Abstract:
Epstein-Barr virus (EBV) is linked to lymphoma and epithelioma but lacks drugs specifically targeting EBV-positive tumors. BamHI A Rightward Transcript (BART) miRNAs are expressed in all EBV-positive tumors, suppressing both lytic infection and host cell apoptosis. We identified suberoylanilide hydroxamic acid (SAHA), an inhibitor of histone deacetylase enzymes, as an agent that suppresses BART promoter activity and transcription of BART miRNAs.
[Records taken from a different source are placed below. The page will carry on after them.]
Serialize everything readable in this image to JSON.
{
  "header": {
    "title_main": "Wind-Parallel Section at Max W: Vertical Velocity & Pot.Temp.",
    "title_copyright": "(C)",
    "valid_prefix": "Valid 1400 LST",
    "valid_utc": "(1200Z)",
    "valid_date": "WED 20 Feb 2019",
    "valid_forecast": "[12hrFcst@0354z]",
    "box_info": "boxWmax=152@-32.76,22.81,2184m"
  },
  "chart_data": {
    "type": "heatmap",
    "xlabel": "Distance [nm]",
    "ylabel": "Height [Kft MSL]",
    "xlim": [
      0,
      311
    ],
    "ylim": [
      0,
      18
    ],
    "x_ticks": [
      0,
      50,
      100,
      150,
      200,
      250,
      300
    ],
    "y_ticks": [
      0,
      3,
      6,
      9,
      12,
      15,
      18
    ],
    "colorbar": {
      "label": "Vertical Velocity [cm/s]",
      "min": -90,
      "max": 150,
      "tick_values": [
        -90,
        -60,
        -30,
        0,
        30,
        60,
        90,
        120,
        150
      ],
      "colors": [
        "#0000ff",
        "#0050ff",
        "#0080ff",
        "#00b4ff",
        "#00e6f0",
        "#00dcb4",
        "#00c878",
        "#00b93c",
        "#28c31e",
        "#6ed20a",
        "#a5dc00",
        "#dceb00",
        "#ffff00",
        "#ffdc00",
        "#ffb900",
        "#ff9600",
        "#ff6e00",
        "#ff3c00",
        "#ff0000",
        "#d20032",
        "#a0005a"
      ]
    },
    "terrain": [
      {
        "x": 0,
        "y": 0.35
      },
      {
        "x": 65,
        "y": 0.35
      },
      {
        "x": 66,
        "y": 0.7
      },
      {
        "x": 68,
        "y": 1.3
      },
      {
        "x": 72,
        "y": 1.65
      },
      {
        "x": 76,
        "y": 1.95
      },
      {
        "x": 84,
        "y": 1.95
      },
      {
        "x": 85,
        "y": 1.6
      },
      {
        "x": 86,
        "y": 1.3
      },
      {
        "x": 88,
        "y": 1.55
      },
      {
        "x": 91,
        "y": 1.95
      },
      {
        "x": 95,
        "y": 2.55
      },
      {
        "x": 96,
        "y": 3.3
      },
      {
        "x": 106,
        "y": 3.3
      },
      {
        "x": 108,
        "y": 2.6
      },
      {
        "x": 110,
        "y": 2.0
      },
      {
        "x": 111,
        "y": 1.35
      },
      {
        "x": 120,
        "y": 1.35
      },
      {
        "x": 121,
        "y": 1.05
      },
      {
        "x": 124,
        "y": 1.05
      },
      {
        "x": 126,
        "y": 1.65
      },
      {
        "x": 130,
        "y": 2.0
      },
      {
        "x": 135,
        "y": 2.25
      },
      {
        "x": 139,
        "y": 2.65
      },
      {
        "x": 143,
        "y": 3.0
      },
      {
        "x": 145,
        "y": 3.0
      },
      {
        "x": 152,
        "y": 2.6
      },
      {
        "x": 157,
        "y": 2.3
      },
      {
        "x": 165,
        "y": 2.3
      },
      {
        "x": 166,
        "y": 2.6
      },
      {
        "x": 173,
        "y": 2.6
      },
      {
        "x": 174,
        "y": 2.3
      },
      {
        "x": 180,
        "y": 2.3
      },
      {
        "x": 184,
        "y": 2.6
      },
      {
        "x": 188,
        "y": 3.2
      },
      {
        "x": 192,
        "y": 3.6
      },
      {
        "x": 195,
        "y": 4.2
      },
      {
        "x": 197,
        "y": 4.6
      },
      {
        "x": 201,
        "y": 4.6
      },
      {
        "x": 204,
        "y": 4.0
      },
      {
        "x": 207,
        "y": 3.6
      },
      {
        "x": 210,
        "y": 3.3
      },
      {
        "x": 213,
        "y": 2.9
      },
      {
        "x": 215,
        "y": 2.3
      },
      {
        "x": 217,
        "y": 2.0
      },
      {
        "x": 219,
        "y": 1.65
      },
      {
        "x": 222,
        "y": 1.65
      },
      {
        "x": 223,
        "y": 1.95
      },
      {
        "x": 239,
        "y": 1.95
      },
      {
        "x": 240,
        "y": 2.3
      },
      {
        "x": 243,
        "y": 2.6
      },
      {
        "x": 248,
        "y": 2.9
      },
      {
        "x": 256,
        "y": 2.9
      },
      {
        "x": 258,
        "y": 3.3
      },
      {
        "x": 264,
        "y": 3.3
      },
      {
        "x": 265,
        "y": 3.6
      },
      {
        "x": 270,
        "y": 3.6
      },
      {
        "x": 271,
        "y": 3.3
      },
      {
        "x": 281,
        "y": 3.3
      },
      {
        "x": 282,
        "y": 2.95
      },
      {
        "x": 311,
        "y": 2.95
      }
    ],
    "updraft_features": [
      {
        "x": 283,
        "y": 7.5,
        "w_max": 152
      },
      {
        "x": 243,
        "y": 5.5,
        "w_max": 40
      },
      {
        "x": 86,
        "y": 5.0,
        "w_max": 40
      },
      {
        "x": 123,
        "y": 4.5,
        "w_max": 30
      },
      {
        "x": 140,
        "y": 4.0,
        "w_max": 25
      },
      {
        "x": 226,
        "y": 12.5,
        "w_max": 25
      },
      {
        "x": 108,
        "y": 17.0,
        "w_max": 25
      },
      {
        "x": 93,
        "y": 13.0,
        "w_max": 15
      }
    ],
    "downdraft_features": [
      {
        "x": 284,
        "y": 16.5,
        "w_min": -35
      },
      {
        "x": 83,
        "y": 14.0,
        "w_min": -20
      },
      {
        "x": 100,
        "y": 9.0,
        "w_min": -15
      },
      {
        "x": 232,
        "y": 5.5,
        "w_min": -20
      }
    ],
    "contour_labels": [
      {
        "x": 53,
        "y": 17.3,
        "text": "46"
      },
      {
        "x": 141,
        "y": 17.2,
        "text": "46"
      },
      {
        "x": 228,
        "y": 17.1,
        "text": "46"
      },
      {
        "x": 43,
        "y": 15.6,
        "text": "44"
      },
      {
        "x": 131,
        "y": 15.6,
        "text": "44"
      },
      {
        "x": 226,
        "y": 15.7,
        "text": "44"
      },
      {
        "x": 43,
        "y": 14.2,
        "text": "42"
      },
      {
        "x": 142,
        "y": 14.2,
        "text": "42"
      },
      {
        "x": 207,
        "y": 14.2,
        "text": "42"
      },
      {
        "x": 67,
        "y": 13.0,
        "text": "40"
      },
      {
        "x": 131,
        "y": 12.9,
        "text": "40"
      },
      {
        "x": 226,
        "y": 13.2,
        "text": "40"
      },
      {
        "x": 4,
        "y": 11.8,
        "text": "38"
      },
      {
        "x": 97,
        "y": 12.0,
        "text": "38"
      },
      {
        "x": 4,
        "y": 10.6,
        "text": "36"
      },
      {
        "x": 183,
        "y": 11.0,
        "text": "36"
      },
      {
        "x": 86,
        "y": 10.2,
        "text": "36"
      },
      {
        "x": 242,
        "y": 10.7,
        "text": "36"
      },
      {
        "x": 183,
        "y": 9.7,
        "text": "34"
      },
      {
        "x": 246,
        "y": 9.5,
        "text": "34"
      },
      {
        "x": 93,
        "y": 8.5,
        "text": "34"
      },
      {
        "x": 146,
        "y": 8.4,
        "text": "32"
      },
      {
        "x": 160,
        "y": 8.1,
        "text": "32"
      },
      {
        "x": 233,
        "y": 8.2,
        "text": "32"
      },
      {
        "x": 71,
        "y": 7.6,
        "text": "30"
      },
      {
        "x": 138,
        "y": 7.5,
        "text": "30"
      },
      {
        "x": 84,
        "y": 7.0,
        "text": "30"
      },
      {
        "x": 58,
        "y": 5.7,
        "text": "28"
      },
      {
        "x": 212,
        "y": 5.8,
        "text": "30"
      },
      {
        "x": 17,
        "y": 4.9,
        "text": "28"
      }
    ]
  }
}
SAHA treatment demonstrated a more pronounced inhibition of cell proliferation in EBV-positive cells compared to EBV-negative cells, affecting both p53 wild-type and mutant gastric epithelial cells. SAHA treatment enhanced lytic infection in wild-type EBV-infected cells, while also enhancing cell death in BZLF1-deficient EBV-infected cells. It reduced BART gene expression by 85% and increased the expression of proapoptotic factors targeted by BART miRNAs. These findings suggest that SAHA not only induces lytic infection but also leads to cell death by suppressing BART miRNA transcription and promoting the apoptotic program.
摘要:
EB病毒(EBV)与淋巴瘤和上皮瘤有关,但缺乏专门针对EBV阳性肿瘤的药物。BamHI向右转录本(BART)miRNA在所有EBV阳性肿瘤中表达,抑制裂解感染和宿主细胞凋亡。我们鉴定了辛二酰苯胺异羟肟酸(SAHA),组蛋白脱乙酰酶的抑制剂,作为抑制BART启动子活性和BARTmiRNA转录的试剂。与EBV阴性细胞相比,SAHA治疗对EBV阳性细胞的细胞增殖具有更明显的抑制作用,影响p53野生型和突变型胃上皮细胞。SAHA治疗增强了野生型EBV感染细胞的裂解感染,同时还增强BZLF1缺陷型EBV感染细胞的细胞死亡。它使BART基因表达减少了85%,并增加了BARTmiRNA靶向的促凋亡因子的表达。这些发现表明,SAHA不仅诱导裂解感染,而且通过抑制BARTmiRNA转录和促进凋亡程序导致细胞死亡。